Adams mengatakan Guyana tidak memiliki cukup peralatan, personel, keahlian, pendanaan, dan garis tanggung jawab yang jelas untuk merespons bencana. Adams juga khawatir pemerintah akan terbebani jika terjadi bencana, karena Exxon mempertanggung jawabkan proyek tersebut kepada anak perusahaan.

“Guyana sama sekali tidak siap untuk Macondo,” kata Janki, yang sebelumnya menjabat sebagai penasihat hukum internal untuk raksasa minyak BP dan merancang banyak undang-undang lingkungan nasional Guyana. Hasil ledakan adalah bencana besar di Amerika Serikat meskipun banyak uang, pengalaman dan infrastruktur. Guyana tidak memiliki semua itu.”

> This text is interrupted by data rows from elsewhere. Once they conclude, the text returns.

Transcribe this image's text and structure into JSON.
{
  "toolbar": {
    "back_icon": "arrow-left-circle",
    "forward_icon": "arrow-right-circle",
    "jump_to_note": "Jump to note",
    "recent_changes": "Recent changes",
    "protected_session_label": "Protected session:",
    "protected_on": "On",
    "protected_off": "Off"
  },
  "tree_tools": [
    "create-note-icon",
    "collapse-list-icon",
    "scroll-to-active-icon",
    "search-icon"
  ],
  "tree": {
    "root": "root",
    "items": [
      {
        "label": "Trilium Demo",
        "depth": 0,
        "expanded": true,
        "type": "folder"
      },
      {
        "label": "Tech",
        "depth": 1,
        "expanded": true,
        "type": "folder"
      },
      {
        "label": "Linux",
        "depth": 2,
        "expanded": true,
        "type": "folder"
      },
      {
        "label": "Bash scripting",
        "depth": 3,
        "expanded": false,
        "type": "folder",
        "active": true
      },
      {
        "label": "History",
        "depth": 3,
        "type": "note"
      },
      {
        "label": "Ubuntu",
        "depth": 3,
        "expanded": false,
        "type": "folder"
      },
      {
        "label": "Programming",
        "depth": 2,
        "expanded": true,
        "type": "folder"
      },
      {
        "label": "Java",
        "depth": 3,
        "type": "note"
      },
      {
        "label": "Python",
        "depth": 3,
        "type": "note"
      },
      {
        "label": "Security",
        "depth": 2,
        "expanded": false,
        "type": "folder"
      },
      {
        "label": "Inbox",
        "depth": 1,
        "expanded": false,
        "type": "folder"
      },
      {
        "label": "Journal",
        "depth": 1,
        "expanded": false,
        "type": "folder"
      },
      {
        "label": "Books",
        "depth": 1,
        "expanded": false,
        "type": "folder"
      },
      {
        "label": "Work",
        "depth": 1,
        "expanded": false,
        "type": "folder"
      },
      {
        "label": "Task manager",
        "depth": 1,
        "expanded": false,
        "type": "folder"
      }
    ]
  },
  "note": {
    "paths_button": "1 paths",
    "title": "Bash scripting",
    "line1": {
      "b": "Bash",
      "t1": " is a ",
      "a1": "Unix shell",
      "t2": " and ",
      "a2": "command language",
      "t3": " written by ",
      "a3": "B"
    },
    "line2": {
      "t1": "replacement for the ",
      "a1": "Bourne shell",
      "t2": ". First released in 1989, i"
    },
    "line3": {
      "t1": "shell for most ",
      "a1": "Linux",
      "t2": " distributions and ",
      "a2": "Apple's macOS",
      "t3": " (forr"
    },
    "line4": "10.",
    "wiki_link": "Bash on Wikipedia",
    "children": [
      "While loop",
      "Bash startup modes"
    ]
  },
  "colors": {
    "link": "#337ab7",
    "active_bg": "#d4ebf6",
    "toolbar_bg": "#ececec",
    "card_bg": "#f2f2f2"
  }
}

Exxon tidak menanggapi klaim khusus yang dibuat oleh Bea, Adams dan Janki, tetapi mengatakan telah mematuhi undang-undang Guyana dan melembagakan “sistem jaminan kepatuhan yang kuat yang memungkinkan identifikasi dan pelaporan masalah operasional secara tepat waktu dengan Badan Perlindungan Lingkungan dan Kementerian Sumber Daya Alam.

Adams mengatakan bahwa Exxon tidak akan dengan sengaja menyebabkan kecelakaan, dan menggunakan kesempatan untuk menghindari segala sesuatu yang membahayakan. “Jika sampai sesuatu terjadi. Itulah yang membuatku terjaga di malam hari.”